4. UID-Nummer beantragen – schnell, aber mit Pflichten
Die österreichische UID-Nummer ist Pflicht, wenn Sie OSS nutzen oder innergemeinschaftliche Lieferungen tätigen. Beantragt wird sie über FinanzOnline.
Beachten Sie, dass mit der UID auch Pflichten einhergehen:
- Korrekte Rechnungsangaben
- Einhaltung von Umsatzsteuer-Grenzwerten
- Meldungen bei Finanzamt und ggf. im Ausland
Fazit – Export gut planen, Stolperfallen vermeiden
Wer grenzüberschreitend verkauft, sollte Lieferschwellen, Steuerregistrierungen und Zollbestimmungen im Blick behalten – und sich frühzeitig beraten lassen.
Das bedeutet für Sie in der Praxis
- Umsatz im Blick behalten: Überprüfen Sie regelmäßig, ob Ihre Verkäufe an Privatkund:innen in andere EU-Länder insgesamt die 10.000 € netto-Grenze überschreiten.

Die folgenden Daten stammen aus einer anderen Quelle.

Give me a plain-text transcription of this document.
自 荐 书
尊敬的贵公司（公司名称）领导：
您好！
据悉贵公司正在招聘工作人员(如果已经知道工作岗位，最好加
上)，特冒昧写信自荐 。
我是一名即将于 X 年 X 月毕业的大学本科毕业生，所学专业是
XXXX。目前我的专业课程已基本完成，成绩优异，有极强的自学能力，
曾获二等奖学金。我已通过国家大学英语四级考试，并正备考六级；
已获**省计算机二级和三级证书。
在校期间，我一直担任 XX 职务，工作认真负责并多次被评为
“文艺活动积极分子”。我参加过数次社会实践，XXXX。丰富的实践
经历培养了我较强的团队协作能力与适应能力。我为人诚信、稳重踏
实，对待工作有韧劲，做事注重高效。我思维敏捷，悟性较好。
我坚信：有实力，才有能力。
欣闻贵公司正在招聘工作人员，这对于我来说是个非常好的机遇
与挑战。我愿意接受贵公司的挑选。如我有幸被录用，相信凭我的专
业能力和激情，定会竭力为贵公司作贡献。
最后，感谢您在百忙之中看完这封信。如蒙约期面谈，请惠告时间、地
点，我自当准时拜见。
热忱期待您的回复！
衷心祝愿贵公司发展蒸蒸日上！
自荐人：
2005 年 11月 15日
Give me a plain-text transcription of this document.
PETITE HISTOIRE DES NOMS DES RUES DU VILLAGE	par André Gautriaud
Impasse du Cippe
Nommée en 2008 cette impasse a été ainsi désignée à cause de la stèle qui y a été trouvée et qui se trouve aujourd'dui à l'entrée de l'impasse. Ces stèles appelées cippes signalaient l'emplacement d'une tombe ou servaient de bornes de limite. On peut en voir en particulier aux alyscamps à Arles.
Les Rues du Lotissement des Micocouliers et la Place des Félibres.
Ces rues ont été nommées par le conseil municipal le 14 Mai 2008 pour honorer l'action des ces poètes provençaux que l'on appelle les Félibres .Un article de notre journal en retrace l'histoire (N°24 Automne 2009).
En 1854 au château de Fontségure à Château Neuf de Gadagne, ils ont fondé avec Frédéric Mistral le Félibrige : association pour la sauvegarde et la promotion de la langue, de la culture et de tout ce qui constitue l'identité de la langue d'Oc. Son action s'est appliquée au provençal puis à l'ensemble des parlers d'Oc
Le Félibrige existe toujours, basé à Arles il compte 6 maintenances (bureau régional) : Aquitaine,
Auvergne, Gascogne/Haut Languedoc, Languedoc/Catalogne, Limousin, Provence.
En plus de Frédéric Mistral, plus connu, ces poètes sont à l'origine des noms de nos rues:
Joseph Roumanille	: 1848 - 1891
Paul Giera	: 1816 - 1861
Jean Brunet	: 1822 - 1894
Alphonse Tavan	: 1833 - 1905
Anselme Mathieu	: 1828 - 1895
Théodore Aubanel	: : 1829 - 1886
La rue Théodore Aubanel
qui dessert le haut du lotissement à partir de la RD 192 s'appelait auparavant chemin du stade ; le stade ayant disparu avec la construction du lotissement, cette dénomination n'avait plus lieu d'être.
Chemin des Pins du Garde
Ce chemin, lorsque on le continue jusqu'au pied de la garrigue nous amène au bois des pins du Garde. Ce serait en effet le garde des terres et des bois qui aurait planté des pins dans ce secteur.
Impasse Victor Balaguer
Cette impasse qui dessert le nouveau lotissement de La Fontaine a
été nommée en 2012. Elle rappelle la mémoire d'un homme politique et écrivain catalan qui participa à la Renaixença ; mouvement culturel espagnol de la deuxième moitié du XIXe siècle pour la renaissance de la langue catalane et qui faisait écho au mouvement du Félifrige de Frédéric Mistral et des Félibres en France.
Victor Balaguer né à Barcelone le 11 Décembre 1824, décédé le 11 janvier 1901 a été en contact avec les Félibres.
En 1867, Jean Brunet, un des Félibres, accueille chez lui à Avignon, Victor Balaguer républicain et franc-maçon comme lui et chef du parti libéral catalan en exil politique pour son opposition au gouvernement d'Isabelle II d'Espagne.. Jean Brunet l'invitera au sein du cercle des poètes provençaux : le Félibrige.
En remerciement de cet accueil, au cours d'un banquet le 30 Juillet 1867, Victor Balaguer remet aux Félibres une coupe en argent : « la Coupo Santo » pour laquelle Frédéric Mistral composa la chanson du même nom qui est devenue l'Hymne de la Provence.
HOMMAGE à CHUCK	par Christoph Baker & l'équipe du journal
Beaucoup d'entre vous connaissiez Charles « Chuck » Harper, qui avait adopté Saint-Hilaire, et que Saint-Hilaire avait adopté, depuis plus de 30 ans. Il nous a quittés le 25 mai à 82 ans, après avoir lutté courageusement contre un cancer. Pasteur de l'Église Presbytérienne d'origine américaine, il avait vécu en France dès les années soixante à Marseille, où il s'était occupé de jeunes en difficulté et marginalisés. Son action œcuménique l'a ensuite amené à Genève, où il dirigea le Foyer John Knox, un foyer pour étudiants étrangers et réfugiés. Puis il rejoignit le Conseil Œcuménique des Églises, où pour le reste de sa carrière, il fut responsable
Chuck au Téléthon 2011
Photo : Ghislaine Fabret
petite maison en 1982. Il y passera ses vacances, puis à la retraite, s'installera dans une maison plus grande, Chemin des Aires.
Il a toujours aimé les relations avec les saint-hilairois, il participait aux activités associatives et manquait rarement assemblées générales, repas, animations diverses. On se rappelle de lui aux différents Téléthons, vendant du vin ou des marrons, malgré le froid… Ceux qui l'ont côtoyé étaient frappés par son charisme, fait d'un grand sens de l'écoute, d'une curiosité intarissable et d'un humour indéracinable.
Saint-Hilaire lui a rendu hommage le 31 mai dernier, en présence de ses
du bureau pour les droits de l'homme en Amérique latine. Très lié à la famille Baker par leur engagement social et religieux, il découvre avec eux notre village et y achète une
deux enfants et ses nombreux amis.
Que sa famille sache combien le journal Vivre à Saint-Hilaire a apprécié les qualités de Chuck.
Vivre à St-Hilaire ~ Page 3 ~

- Frühzeitig entscheiden: Prüfen Sie, ob eine freiwillige OSS-Registrierung für Sie Sinn macht, um Verwaltungsaufwand zu sparen.
- Lager im Ausland planen: Wenn Sie ein Zwischenlager nutzen, denken Sie an zusätzliche Steuerregistrierungen und Meldungen wie ZM und ggf. Intrastat.
- Export außerhalb der EU: Informieren Sie sich vorab über Zollbestimmungen und mögliche Steuern im Zielland.
- Unterstützung holen: Sprechen Sie rechtzeitig mit Steuerberater:innen, um unnötige Kosten und Strafen zu vermeiden.
So vermeiden Sie böse Überraschungen und behalten Ihre Steuerpflichten im Griff.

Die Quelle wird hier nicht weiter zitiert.